Why is FIN 48 a problem for funds investing in Australia?

Foreign funds trying to comply with FIN 48 have realized the uncertainty of Australia's tax rules. The Australian Financial Centre Forum's report on Australia as a Financial Centre (the Johnson Report).
reported that there are several causes of uncertainty:

  • Residency rules.  A foreign investment fund can be considered resident in Australia (and therefore taxable in Australia) if it carries on business in Australia and has its central management and control in Australia.  The location of “central management and control” can be nebulous, particularly in the modern day environment of virtual meetings.
  • Source rules.  This is particularly relevant for funds resident in jurisdictions with no double tax treaty with Australia as these funds will generally only be subject to taxation in Australia on Australian-sourced income and on capital gains attributable to a permanent establishment in Australia.  However, the source rules rely on case law and are difficult to apply with certainty to any given fact scenario.
  • Whether the fund has a permanent establishment in Australia.  If so, then under Australia’s double tax treaties, this would generally entitle Australia to tax all gains attributable to that permanent establishment.  It is a question of degree as to whether the use of an Australian fund manager, adviser or other intermediary means that the foreign investment fund has a permanent establishment in Australia.

Accordingly, to comply with FIN 48, a foreign investment fund may need to conclude in its financial statements that all or some gains are potentially taxable in Australia and it must then measure  the potential taxation liability depending on the likelihood of the taxes being recovered.  This is naturally an undesirable outcome with the potential to deter  foreign investment funds investing in Australia or shy away from appointing an Australian manager.

What is the Australian Government’s solution?

The Australian Government has announced legislative changes to address the uncertainty arising out of the use by foreign funds of Australian intermediaries.  The changes ensure that the use of Australian intermediaries will not of itself give rise to the foreign fund having a permanent establishment in Australia.

The FIN 48 changes

The FIN 48 changes were originally announced to address the uncertainty arising out of the use by foreign funds of Australian intermediaries for taxation years up to and including the 2009-2010 tax year.  In May 2011 it was announced that this temporary fix would extend to the 2010-2011 tax year.  
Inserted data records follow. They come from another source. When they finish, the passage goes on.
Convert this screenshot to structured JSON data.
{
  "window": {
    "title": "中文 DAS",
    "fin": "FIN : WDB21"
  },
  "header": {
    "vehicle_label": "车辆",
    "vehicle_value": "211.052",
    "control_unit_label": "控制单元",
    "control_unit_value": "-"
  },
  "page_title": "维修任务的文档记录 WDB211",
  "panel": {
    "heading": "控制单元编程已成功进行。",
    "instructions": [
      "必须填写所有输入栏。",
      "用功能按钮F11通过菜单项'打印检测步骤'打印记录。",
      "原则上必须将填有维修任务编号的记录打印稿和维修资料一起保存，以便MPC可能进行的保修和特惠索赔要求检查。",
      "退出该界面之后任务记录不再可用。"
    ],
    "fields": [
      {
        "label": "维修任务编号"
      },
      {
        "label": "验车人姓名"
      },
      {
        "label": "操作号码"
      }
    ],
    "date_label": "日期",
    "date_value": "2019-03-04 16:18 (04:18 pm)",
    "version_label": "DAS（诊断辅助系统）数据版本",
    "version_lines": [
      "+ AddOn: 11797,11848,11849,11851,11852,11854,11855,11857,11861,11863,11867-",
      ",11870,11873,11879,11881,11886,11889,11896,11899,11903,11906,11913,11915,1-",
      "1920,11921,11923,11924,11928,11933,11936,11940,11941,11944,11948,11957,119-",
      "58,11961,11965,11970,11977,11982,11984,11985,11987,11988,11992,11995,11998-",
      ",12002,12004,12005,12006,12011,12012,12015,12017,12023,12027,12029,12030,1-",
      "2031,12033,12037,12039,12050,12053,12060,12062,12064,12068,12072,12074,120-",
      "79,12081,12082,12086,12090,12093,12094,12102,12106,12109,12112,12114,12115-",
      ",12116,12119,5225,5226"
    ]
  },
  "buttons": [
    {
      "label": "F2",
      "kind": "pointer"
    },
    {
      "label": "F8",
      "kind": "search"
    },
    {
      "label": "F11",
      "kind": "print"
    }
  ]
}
The basic premise is that, if a foreign fund is using an Australian fund adviser, manager or other intermediary, and therefore a question arises as to whether or not it may have a permanent establishment in Australia, but it has not lodged an income tax return in Australia in respect of income attributable to that permanent establishment for the 2010-2011 income year or an earlier income year, then the Commissioner of Taxation will be precluded from raising an assessment.  In this way, the Australian Government does not address the question of whether or not the fund has a permanent establishment and income of the fund is technically taxable in Australia, it simply uses administrative means to ensure that the foreign fund will not be required to pay tax in Australia on that income.

To give effect to this principle, it is proposed that a new Division 842 will be inserted into the Income Tax (Transitional Provisions) Act 1997.
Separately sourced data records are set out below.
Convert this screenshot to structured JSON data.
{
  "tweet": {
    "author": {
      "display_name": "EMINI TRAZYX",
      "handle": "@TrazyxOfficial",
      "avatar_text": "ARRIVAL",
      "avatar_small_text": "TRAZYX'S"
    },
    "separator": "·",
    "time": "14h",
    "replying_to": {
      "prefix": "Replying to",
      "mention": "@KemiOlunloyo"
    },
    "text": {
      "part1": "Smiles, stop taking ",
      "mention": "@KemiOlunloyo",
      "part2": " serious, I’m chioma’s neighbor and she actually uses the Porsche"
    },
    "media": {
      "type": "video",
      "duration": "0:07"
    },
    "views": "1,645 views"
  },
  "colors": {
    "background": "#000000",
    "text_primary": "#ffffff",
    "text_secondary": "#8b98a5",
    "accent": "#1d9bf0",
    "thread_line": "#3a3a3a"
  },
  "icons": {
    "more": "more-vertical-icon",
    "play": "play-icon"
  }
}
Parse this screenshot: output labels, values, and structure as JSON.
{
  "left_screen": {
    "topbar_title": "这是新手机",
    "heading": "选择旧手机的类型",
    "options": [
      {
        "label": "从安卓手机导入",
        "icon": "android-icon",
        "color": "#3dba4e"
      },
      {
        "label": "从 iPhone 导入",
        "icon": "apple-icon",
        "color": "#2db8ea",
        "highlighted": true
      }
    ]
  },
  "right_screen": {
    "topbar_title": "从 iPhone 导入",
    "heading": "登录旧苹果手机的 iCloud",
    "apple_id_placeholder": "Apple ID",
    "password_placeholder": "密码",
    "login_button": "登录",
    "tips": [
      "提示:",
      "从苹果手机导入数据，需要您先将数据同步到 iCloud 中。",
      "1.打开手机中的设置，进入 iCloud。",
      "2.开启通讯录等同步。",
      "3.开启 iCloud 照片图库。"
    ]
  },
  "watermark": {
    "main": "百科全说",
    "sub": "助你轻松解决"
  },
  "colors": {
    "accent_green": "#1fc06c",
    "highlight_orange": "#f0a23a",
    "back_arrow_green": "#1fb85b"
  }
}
Under this new Division the Commissioner is precluded from raising an assessment in respect of IMR income or an IMR loss of an IMR foreign fund in respect of the 2010-11 or earlier income year where:

  • such fund had not lodged an income tax return in relation to that year; and
  • the Commissioner has not, prior to 18 December 2010, made an assessment of the taxable income of the fund (or the trustee, where the fund is a trust).

An “IMR foreign fund” is an entity:

(a) that is a non-resident of Australia at any time during the income year;
(b) recognised under a foreign law as a collective investment vehicle;
(c) where members of the entity do not have day-to-day control of its operations;
(d) which does not carry on a trading business in Australia;
(e) which is widely held (as determined according to the “managed investment trust” definition in the Taxation Administration Act 1953); and
(f) not closely held (again, determined by reference to the “managed investment trust” definition).
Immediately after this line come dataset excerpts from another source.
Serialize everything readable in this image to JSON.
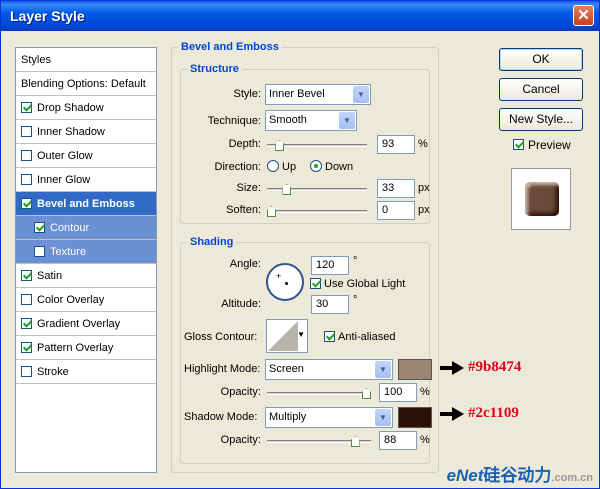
{
  "window": {
    "title": "Layer Style",
    "close_glyph": "✕"
  },
  "styles_list": {
    "items": [
      {
        "label": "Styles",
        "type": "header"
      },
      {
        "label": "Blending Options: Default",
        "type": "header"
      },
      {
        "label": "Drop Shadow",
        "checked": true
      },
      {
        "label": "Inner Shadow",
        "checked": false
      },
      {
        "label": "Outer Glow",
        "checked": false
      },
      {
        "label": "Inner Glow",
        "checked": false
      },
      {
        "label": "Bevel and Emboss",
        "checked": true,
        "selected": true
      },
      {
        "label": "Contour",
        "checked": true,
        "sub": true
      },
      {
        "label": "Texture",
        "checked": false,
        "sub": true
      },
      {
        "label": "Satin",
        "checked": true
      },
      {
        "label": "Color Overlay",
        "checked": false
      },
      {
        "label": "Gradient Overlay",
        "checked": true
      },
      {
        "label": "Pattern Overlay",
        "checked": true
      },
      {
        "label": "Stroke",
        "checked": false
      }
    ]
  },
  "bevel": {
    "group_title": "Bevel and Emboss",
    "structure": {
      "title": "Structure",
      "style_label": "Style:",
      "style_value": "Inner Bevel",
      "technique_label": "Technique:",
      "technique_value": "Smooth",
      "depth_label": "Depth:",
      "depth_value": "93",
      "depth_unit": "%",
      "depth_slider": 0.09,
      "direction_label": "Direction:",
      "direction_up": "Up",
      "direction_down": "Down",
      "direction_selected": "Down",
      "size_label": "Size:",
      "size_value": "33",
      "size_unit": "px",
      "size_slider": 0.17,
      "soften_label": "Soften:",
      "soften_value": "0",
      "soften_unit": "px",
      "soften_slider": 0.0
    },
    "shading": {
      "title": "Shading",
      "angle_label": "Angle:",
      "angle_value": "120",
      "angle_unit": "°",
      "global_light_label": "Use Global Light",
      "global_light_checked": true,
      "altitude_label": "Altitude:",
      "altitude_value": "30",
      "altitude_unit": "°",
      "gloss_label": "Gloss Contour:",
      "anti_aliased_label": "Anti-aliased",
      "anti_aliased_checked": true,
      "highlight_label": "Highlight Mode:",
      "highlight_value": "Screen",
      "highlight_color": "#9b8474",
      "highlight_opacity_label": "Opacity:",
      "highlight_opacity_value": "100",
      "highlight_opacity_unit": "%",
      "highlight_opacity_slider": 1.0,
      "shadow_label": "Shadow Mode:",
      "shadow_value": "Multiply",
      "shadow_color": "#2c1109",
      "shadow_opacity_label": "Opacity:",
      "shadow_opacity_value": "88",
      "shadow_opacity_unit": "%",
      "shadow_opacity_slider": 0.88
    }
  },
  "buttons": {
    "ok": "OK",
    "cancel": "Cancel",
    "new_style": "New Style...",
    "preview_label": "Preview",
    "preview_checked": true
  },
  "callouts": {
    "highlight_hex": "#9b8474",
    "shadow_hex": "#2c1109"
  },
  "watermark": {
    "brand": "eNet",
    "cn": "硅谷动力",
    "domain": ".com.cn"
  },
  "colors": {
    "preview_fill": "#6b4a3a",
    "preview_edge": "#c9b4a4",
    "accent": "#316ac5"
  }
}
“IMR Income” is assessable income attributable to a return or gain from a financial arrangement (as defined) which is treated as having a source in Australia by reason of being attributable to an Australian permanent establishment of the fund.  An “IMR Loss” is the amount of the fund’s deductions for the income year to the extent to which they are attributable to gaining the fund’s IMR income.

The relief provided will not apply however if:

(a) the Commissioner is of the opinion that there has been fraud by the fund; or
(b) before 18 December 2010 the Commissioner notified the fund that an audit or compliance review would be undertaken.

For a foreign fund resident in a jurisdiction which has no double tax treaty with Australia, for example the Cayman Islands, the liability to taxation in Australia on revenue gains depends on the question of the source of the income, rather than the question of whether or not the fund has a permanent establishment in Australia.  However, the exposure to Australian capital gains tax for such a fund is dependent on whether or not the fund has a permanent establishment in Australia. Therefore, this amendment may only provide limited certainty for funds in jurisdictions with which Australia does not have a double tax treaty. It is hoped that this position will be rectified when the proposed legislation is finalised.

The Conduit Income Changes

In January 2011 the Assistant Treasurer announced the “conduit income” changes to apply from 1 July 2011 where IMR foreign funds using Australian fund managers would not be subject to adverse tax consequences (see our legal update: New tax exemption for foreign funds using Australian investment managers).

The principle behind the conduit income changes is that a foreign fund’s liability to taxation in Australia should not depend on whether or not it uses an Australian intermediary or a foreign intermediary.  An IMR foreign fund will therefore be exempt from Australian taxation on relevant investment income where it is taken to have a 'permanent establishment' in Australia only because it engages an Australian based investment manager.  Australia will only tax the fee for services provided by the Australian intermediary.

The amendments will cover the income, gains and losses arising from the following foreign investments by IMR foreign funds:

  • Portfolio interests in companies (including companies listed on the Australian Securities Exchange), portfolio interests in other entities (including units in a unit trust) and bonds;
  • Financial arrangements (for example, derivatives) and foreign exchange transactions, except to the extent they are in respect of an underlying interest that is otherwise taxable (such as taxable Australian property).A new Subdivision 842-I is intended to be inserted into the Income Tax Assessment Act 1997.  

Without the proposed relief being provided, the activities of the Australian investment manager could result in the fund being treated as having a permanent establishment in Australia so as to result in profits from investments managed by the Australian investment manager being subject to Australian tax.

If the foreign fund had a permanent establishment, apart from the activities of the Australian investment manager (eg. if it maintained a branch in Australia), it will continue to be subject to Australian tax on profits attributable to that branch. In addition, amounts subject to Australian withholding tax will not be eligible for exemption.

Although it is intended that the relief from Australian tax provided applies at either the fund level or at the beneficiary/partner/member level (where the fund is treated as transparent for tax purposes), it would not provide relief to an Australian resident taxpayer who is a beneficiary/partner/member of that fund.  Such resident beneficiaries/partners/members will remain taxable on their share of net income from the fund.


As identified above, there are a number of uncertainties in the application of Australia’s taxation laws to foreign funds, and the Investment Manager Regime addresses some, but not all of them.  One of the challenges in applying the proposed new rules is qualifying the foreign fund under the widely held tests, in particular where a foreign manager uses multiple feeder funds.  Notwithstanding the challenges, the changes bring Australia closer in line with other key financial services centres and should remove a major hurdle preventing foreign funds from appointing Australian advisors.